31 January - 11 March 2006
Gow Langsford Gallery were pleased to present Bernar Venet's first solo exhibition in New Zealand. The exhibition included five sculptures from Venet’s highly recognised Indeterminate Line and Arc series.
French born, Venet has based himself between both Europe and New York City since 1967. Exhibiting since 1968, his works have been shown in major museums across Europe, the USA and Asia. Public sculptures have been commissioned and installed in equally as many varied locations including Cologne, Japan, Norway, Luxembourg and Chicago, among many others.
Venet’s minimalist sculptures stem from his academic investigations into science and mathematics, which are translated into large-scale steel forms: arcs, angles, poles and twisted lines, all precariously balanced. This exhibition included works weighing up to 4 tonnes.

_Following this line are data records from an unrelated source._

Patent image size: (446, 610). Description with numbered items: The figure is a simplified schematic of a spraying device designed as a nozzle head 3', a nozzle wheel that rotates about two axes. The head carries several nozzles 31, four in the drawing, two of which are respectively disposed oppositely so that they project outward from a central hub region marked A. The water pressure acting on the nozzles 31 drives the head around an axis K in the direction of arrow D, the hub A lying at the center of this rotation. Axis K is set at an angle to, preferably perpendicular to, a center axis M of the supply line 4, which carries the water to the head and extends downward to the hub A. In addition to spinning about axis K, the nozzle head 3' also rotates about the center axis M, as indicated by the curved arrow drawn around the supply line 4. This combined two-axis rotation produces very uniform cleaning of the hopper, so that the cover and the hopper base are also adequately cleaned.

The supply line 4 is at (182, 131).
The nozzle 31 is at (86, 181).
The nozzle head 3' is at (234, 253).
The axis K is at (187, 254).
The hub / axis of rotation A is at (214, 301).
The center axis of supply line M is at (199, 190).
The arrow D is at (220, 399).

“Bernar Venet seems to be the most intellectual of conceptual artists, but his intellectuality is a means to a romantic end - what Kant called “the feeling of the sublime.” Venet has had a life-long affair with mathematics, but the mathematical murals - his descriptive term - that are its grand climax, are more sublime than mathematical, or rather use mathematics as a springboard to the sublime. They are in fact an inspired rendering of what Kant called ‘the mathematically sublime’.” Donald Kuspit
In 2004 Venet held three simultaneous solo exhibitions in New York City - at the Robert Miller Gallery, Jim Kempner Fine Art in Chelsea, and three large-scale Indeterminate Line pieces on the Park Avenue Malls.
In early 2005 Venet was awarded France’s highest decoration, Chevalier de la Legion d’Honneur, for his enhancement to the reputation of France through arts. His sculptures continue to tour Europe and North America, with recent exhibitions in Ceryg-Pontoise, France, Knookke-Heist, Belgium and downtown Chicago.